In [6]:
"""
phoenix_scrape_single.py   –   v3
holt Kurzbeschreibung + ALLE Tabellen aus den Technical-Data-Accordion-Tabs
"""

import json, re, time, requests
from bs4 import BeautifulSoup, Tag
from typing import Dict

HEADERS = {
    "User-Agent": (
        "Mozilla/5.0 (Windows NT 10.0; Win64; x64) "
        "AppleWebKit/537.36 (KHTML, like Gecko) "
        "Chrome/125.0 Safari/537.36"
    )
}
BASE_URL = "https://www.phoenixcontact.com/de/produkte/{artnr}"
TIMEOUT = 15


def fetch_soup(article: str) -> BeautifulSoup:
    url = BASE_URL.format(artnr=article)
    r = requests.get(url, headers=HEADERS, timeout=TIMEOUT)
    r.raise_for_status()
    return BeautifulSoup(r.text, "html.parser")
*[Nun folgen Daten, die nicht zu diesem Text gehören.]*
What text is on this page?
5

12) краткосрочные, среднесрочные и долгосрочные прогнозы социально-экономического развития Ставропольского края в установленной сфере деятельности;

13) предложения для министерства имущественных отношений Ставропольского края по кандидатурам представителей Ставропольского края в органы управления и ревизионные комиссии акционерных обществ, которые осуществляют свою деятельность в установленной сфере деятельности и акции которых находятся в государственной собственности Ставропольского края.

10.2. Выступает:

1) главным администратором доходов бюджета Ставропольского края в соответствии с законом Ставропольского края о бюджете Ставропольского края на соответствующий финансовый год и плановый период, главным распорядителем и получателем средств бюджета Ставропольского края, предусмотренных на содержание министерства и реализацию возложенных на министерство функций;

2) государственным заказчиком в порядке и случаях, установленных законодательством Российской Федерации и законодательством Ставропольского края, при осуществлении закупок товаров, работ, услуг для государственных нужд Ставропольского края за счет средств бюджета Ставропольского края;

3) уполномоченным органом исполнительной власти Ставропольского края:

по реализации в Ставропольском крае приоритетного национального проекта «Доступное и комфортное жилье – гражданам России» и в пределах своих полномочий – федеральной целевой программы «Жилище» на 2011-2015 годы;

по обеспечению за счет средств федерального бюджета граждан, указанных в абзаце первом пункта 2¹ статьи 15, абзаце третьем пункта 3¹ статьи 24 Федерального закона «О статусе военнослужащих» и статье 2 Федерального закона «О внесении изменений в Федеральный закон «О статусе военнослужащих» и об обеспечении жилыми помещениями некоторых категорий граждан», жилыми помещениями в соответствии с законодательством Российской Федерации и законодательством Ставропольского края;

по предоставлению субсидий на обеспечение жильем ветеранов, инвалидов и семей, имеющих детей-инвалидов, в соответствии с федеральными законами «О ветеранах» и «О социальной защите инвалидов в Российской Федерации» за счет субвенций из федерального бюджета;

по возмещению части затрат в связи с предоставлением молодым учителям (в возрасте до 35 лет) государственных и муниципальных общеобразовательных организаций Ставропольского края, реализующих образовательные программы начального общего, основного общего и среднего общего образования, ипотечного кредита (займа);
def get_short_description(soup: BeautifulSoup) -> str | None:
    meta = soup.find("meta", {"name": "description"})
    if meta and meta.get("content"):
        return meta["content"].strip()
    p = soup.find(id="pr-short-description")
    return p.get_text(strip=True) if p else None


# ------------------------- helpers ------------------------------------------
def _kv_from_table(tbl: Tag) -> Dict[str, str]:
    kv = {}
    for tr in tbl.select("tr"):
        tds = tr.find_all("td")
        if len(tds) >= 2:
            k = tds[0].get_text(" ", strip=True)
            v = tds[1].get_text(" ", strip=True)
            if k and v:
                kv[k] = v
    return kv


def _kv_from_dl(dl: Tag) -> Dict[str, str]:
    kv = {}
    for dt, dd in zip(dl.find_all("dt"), dl.find_all("dd")):
        k = dt.get_text(" ", strip=True)
        v = dd.get_text(" ", strip=True)
        if k and v:
            kv[k] = v
    return kv


# ------------------ NEU: robustes Accordion-Parsing --------------------------
def parse_tech_tables(soup: BeautifulSoup) -> Dict[str, Dict[str, str]]:
    """
    • findet das Haupt-Accordion „Technische Daten“
    • durchläuft ALLE divs, deren class mit 'accordion__item' beginnt
    """
    tech_root = soup.find(
        lambda t: t.name in ("label", "div", "h2", "h3")
        and "Technische Daten" in t.get_text()
    )
    if not tech_root:
        return {}

    tech: Dict[str, Dict[str, str]] = {}

    # alles nach dem Root bis zum nächsten H2/H3, der NICHT mehr zu Tech-Daten gehört
    for node in tech_root.find_all_next(
        lambda t: t.name == "div"
        and any(cls.startswith("accordion__item") for cls in t.get("class", []))
    ):
        # wenn wir aus dem technischen Daten-Block herauslaufen → abbrechen
        headline = node.find(class_="accordion__item__headline")
        if headline and "Technische Daten" not in headline.get_text():
            break  # nächster großer Abschnitt (z. B. Downloads …)

        # Untersektion?
        sub_label = node.find(class_=re.compile(r"accordion__label--sub"))
        if not sub_label:
            continue  # Top-Item selbst, nicht die Unterpunkte

        section = sub_label.get_text(" ", strip=True)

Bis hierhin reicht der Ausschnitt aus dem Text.